“Blessed is the man…(whose) delight is in the law of the Lord, and on his law he meditates day and night. He is like a tree planted by streams of water, which yield its fruit in season and whose leaf does not wither. Whatever he does prospers.”
From Psalm 1:1-3, NIV
I usually have a book lying around for entertainment purposes. There are favorites from C.S. Lewis or Ferrol Sams, for example, which I've read many times and will never stop returning to. Or I’ll get on one author and strip the local library shelves of two or three of his or her offerings at a time, primarily when I’m in the mood for a good crime story or humor.
I’ll read for research or study as well, gleaning from those more learned than myself or anticipating the lively discussion with a group of people reading the same book simultaneously.
As much as I love books –as often as I have fussed at a child for carelessly leaving a book’s binding in stress, or getting sticky fingers on its sacred pages—as often as I have scolded, “Books are our friends!” I myself am terribly hard on books. Paperbacks generally end up gaining width from hot afternoons, resting against my sweatiness as I sit by the pool…or being splashed in the tub as I read in my favorite spot of all. If the library saw me with their precious and generous volumes suffering the perilous conditions to which I frequently subject them, they would install a guard outside the door and prohibit my entry every two weeks.
Obviously (because it is The Guidebook to end all guidebooks, and I am just one more sojourner in a foreign land) I must continually turn to the Bible for instruction and illumination, no matter how often it has been read or how familiar its passages. The fact is, I don't fully follow its precepts on a day to day, minute to minute basis. There is a great deal I don’t understand, much less follow! therefore, I must continue my studies.

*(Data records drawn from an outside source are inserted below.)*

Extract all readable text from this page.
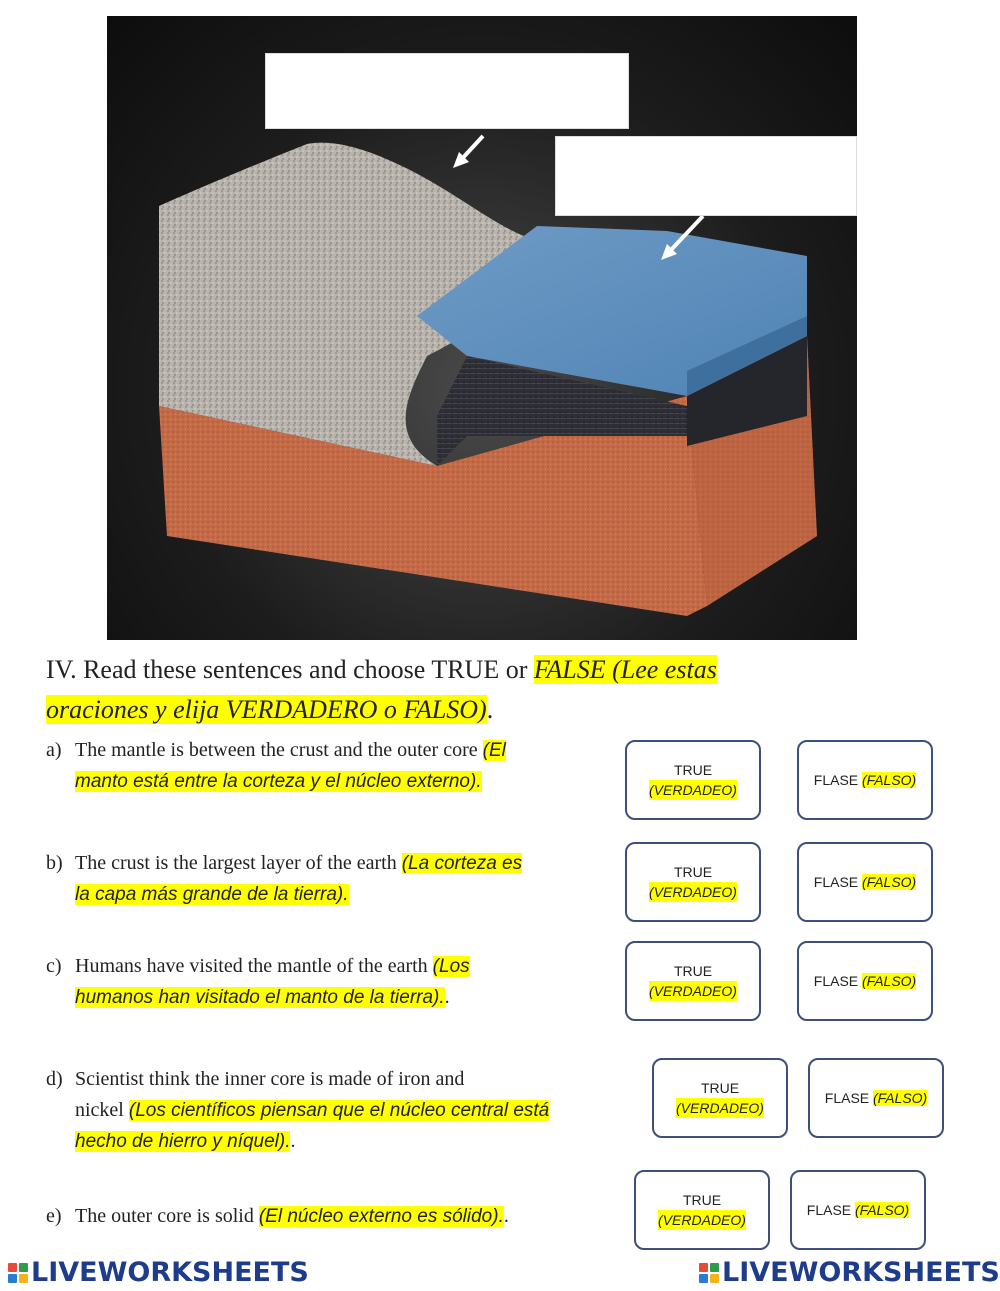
IV. Read these sentences and choose TRUE or FALSE (Lee estas
oraciones y elija VERDADERO o FALSO).
a) The mantle is between the crust and the outer core (El
manto está entre la corteza y el núcleo externo).
b) The crust is the largest layer of the earth (La corteza es
la capa más grande de la tierra).
c) Humans have visited the mantle of the earth (Los
humanos han visitado el manto de la tierra)..
d) Scientist think the inner core is made of iron and
nickel (Los científicos piensan que el núcleo central está
hecho de hierro y níquel)..
e) The outer core is solid (El núcleo externo es sólido)..
TRUE
(VERDADEO)
FLASE (FALSO)
TRUE
(VERDADEO)
FLASE (FALSO)
TRUE
(VERDADEO)
FLASE (FALSO)
TRUE
(VERDADEO)
FLASE (FALSO)
TRUE
(VERDADEO)
FLASE (FALSO)
LIVEWORKSHEETS	LIVEWORKSHEETS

What a privilege this is, what a luxury, compared to the experience so many have had throughout history and in other parts of the world today. To own even complete copy of the Bible, to have it within reach at all times, to say nothing of the fact that most Christian homes own multiple copies, whether underlined and highlighted and much thumbed-through, or sitting on shelves in fancy leather bindings gathering dust.
My library book at the moment is People of the Book by Geraldine Brooks. Based on a true story, it winds through history telling the story of one beautiful book, a haggadah used for Jewish Sabbath worship in the home. A modern-day analyst is asked to unlock the mysteries of various stains and bindings and parchment choices, but Brooks also takes readers back in time, letting us see the particular events and people that have made the book’s survival possible for hundreds of years.
Whereas people underwent great trials to protect the haggadah…and whereas throughout history people have suffered to protect their own holy books…we, I fear, are jaded to the importance of the Bible. We can easily purchase any size, color, weight, print, or translation we desire. Audio or illustrated, hardback or paper, large print for a massive pulpit or tiny print in a pocket version, Bibles for athletes and women and children and Messianic Jews and the military.
The old saying "familiarity breeds contempt" may apply. We have access to the Bible that costs us little or nothing, but do we love the Law?
When a person has a deep emotional need he or she is like a dry, thirsty plant surrounded by arid terrain, withering day after day beneath a merciless sun. Another person…perhaps with good motives, perhaps not…walks by with a watering can and empties it on the tree. Does the tree stop and ask if it should drink in the moisture? Does it ask whether or not death might be preferable to the assistance in that particular watering can? No, the tree responds. Any person passing by, any source of water, and the tree will respond. How can it not?
Rather than tell us how to resist strange water, the psalmist tells us how to avoid the very state of drought. Not only do we not have to respond to the wrong people, the wrong distractions, the wrong thoughts, the wrong supplying of needs, we can….through God’s word….maintain a life of continual "wateredness" so that our leaves never wither.
The person who loves the Law, Psalms 1 says, is like a tree planted by streams of water. Regardless of the outward circumstances, the needs that this person or that can not or will not meet, the stress, the trials... the person who LOVES THE LAW OF GOD is like a tree by a stream. The circumstances, the so-called reality of his life are not different, but HE is different. He is like a plant with a ready, constant source of water. His leaves never wither, regardless of the heat of the sun or the failed irrigation systems around him.
Some of us rarely look at the Law (the first five books of the Bible) outside of Sunday school lessons about Noah, Moses, Abraham and David. There are dry stretches. There is THE law that makes us uncomfortable with its apparent pickiness over things we might, as American Gentiles, find irrelevant. And besides, that was the Old Testament. Jesus brought a new covenant.
Makes you want to curl up with Leviticus, doesn’t it?